Subregulation 7.6.08E(3) specifies that reports must be provided to APRA in accordance with Table 2 in Form 701 no later than 20 business days of the end of the reporting period specified in subregulation 7.6.08E(5), or within a reasonable time specified by ASIC or APRA. This is in line with other statistical collections of unaudited data.

 

Table 2 in Form 701 requires the provision of transaction level data on the use of UFIs, by APRA class of business.

 

Subregulation 7.6.08E(4) requires licensees to provide further information to APRA relating to the information provided in accordance with Table 2 in Form 701 that APRA requests in writing. The information must be provided to APRA no later than 5 business days after receiving the request, or by a later date specified by ASIC or APRA.

 

Subregulation 7.6.08E(5) spells out the reporting periods to apply. Data are to be collected on a bi-annual basis.

 

There is also to be a formal collection of Form 701 data from 1 May 2010 to 30 June 2010. This collection is aimed at providing both licensees and APRA with an opportunity to verify systems and procedures prior to the collection of six month period data.

 

Subregulation 7.6.08E(6) specifies that it is a strict liability offence for a licensee that is required to provide data in Table 2 in Form 701 in accordance with subregulation 7.6.08E(3) or further information in accordance with subregulation 7.6.08E(4) to fail to provide that data.
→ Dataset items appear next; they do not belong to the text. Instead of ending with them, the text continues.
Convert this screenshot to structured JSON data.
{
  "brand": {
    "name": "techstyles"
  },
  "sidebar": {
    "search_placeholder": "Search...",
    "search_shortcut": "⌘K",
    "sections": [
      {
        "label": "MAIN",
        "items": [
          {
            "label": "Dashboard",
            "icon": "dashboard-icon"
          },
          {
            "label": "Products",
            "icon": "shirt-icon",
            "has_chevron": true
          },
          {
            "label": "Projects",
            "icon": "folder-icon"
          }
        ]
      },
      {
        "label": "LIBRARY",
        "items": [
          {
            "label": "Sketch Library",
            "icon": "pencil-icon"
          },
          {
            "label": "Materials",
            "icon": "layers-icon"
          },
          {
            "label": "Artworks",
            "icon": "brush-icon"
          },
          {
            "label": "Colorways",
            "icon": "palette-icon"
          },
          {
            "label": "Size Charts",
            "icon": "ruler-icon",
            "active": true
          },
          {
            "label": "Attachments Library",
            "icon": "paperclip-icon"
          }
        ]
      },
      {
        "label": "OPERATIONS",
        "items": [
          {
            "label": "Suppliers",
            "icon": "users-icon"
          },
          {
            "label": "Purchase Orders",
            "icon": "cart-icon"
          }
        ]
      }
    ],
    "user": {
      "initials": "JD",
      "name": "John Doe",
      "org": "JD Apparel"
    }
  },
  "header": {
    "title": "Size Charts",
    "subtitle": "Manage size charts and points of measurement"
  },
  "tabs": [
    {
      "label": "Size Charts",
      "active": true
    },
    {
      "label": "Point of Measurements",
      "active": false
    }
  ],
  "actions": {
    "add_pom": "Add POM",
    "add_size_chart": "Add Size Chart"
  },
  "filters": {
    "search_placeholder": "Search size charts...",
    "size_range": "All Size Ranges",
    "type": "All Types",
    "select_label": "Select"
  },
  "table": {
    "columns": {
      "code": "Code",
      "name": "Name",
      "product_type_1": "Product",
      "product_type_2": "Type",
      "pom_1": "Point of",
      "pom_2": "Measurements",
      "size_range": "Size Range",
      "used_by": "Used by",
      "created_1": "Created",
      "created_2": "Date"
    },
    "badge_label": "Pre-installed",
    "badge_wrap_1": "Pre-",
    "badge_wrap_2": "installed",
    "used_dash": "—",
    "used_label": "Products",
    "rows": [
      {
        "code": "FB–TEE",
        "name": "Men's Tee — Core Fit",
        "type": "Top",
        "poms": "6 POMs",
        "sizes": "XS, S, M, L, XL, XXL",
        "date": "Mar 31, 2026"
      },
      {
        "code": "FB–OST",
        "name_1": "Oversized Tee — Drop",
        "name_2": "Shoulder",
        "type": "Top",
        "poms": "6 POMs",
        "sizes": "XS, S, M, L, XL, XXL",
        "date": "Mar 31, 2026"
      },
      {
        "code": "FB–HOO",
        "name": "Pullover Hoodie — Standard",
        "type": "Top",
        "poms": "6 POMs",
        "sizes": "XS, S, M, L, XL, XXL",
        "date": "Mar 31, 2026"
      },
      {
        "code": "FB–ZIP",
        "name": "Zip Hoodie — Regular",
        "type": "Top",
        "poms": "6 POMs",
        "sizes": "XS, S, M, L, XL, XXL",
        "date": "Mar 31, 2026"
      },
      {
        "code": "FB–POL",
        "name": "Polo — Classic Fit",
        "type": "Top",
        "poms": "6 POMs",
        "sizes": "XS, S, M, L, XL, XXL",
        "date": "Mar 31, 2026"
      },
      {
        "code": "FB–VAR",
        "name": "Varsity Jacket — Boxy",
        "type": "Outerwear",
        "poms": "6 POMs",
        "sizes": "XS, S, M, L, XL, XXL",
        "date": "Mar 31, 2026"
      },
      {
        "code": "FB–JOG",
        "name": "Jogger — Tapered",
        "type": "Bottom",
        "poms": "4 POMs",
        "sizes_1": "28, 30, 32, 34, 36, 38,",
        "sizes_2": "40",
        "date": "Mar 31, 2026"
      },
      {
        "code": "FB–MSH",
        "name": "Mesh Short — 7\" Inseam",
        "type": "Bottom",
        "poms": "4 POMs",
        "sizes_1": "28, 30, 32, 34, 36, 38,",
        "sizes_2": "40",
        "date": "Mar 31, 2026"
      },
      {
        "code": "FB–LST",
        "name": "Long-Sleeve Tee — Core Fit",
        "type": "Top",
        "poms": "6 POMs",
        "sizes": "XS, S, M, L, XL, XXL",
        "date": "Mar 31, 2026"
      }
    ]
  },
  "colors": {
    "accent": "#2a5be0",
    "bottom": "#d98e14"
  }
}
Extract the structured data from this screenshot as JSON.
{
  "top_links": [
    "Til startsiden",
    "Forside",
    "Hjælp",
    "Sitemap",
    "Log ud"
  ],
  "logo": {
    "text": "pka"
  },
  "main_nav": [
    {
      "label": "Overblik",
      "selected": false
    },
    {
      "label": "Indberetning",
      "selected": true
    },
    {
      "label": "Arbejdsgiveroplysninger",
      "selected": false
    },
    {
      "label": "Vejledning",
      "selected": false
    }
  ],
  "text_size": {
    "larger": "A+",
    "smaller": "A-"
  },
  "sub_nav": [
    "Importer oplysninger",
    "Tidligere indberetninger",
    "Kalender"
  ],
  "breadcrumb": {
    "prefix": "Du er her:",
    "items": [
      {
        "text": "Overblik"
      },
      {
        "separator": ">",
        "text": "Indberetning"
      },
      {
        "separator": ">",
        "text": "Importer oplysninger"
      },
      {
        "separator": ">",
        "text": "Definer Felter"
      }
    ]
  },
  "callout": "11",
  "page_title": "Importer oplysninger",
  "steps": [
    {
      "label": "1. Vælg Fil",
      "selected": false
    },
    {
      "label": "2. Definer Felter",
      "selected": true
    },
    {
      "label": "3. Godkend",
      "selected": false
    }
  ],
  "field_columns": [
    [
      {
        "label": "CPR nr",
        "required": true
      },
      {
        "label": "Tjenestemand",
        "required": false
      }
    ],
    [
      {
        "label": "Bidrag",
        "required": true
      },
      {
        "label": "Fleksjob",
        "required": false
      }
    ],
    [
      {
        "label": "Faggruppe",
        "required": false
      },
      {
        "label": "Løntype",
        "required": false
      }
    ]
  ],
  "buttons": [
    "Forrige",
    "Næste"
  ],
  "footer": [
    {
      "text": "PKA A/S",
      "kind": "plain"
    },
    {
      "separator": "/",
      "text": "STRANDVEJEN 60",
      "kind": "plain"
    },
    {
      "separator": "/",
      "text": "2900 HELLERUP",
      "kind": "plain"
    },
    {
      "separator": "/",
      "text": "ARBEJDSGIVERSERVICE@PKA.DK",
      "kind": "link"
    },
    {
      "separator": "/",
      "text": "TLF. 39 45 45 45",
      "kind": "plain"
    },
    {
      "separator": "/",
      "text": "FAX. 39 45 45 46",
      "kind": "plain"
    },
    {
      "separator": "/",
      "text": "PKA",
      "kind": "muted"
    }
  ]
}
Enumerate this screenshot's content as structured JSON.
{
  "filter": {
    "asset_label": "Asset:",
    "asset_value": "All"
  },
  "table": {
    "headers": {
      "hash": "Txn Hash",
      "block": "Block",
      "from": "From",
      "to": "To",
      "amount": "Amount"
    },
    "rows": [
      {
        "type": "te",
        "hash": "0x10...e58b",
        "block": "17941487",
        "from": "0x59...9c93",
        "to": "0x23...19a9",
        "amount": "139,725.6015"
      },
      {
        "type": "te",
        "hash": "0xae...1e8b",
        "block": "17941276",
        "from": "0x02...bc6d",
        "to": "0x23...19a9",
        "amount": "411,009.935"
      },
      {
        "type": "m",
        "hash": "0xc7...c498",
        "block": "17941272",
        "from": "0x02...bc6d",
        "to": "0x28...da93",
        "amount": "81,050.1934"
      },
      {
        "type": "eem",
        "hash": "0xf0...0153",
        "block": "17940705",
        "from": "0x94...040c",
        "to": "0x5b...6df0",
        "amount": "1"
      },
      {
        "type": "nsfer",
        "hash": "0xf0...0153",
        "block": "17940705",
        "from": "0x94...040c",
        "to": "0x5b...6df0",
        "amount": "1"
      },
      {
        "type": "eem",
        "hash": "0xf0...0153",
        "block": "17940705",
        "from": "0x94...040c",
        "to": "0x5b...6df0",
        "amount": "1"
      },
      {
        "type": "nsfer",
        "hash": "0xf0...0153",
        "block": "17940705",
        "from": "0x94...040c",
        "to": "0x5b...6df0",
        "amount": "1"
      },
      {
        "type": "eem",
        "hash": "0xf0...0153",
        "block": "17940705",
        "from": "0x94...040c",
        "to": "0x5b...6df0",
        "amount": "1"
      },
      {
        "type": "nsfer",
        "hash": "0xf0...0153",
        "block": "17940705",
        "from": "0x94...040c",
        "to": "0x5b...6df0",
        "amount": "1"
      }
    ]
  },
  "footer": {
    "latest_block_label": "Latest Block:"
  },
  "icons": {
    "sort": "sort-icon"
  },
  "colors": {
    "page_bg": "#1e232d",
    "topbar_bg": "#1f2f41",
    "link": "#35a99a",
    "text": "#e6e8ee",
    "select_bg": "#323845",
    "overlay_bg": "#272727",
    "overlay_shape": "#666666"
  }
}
The maximum penalty for the offence is to be 10 penalty units.

 

Item [2] – Listing of Form 701

 

This item specifies that Form 701 ‘Data on intermediated business with APRA‑authorised general insurers, Lloyd’s underwriters and unauthorised foreign insurers’ be added to the list of forms in Schedule 1 of the Corporations Regulations. Schedule 1 lists the forms that are included in Schedule 2 of the Corporations Regulations.

 

Item [3] – Insertion of Form 701

 

This item specifies that Form 701 be inserted in Schedule 2 to the Corporations Regulations.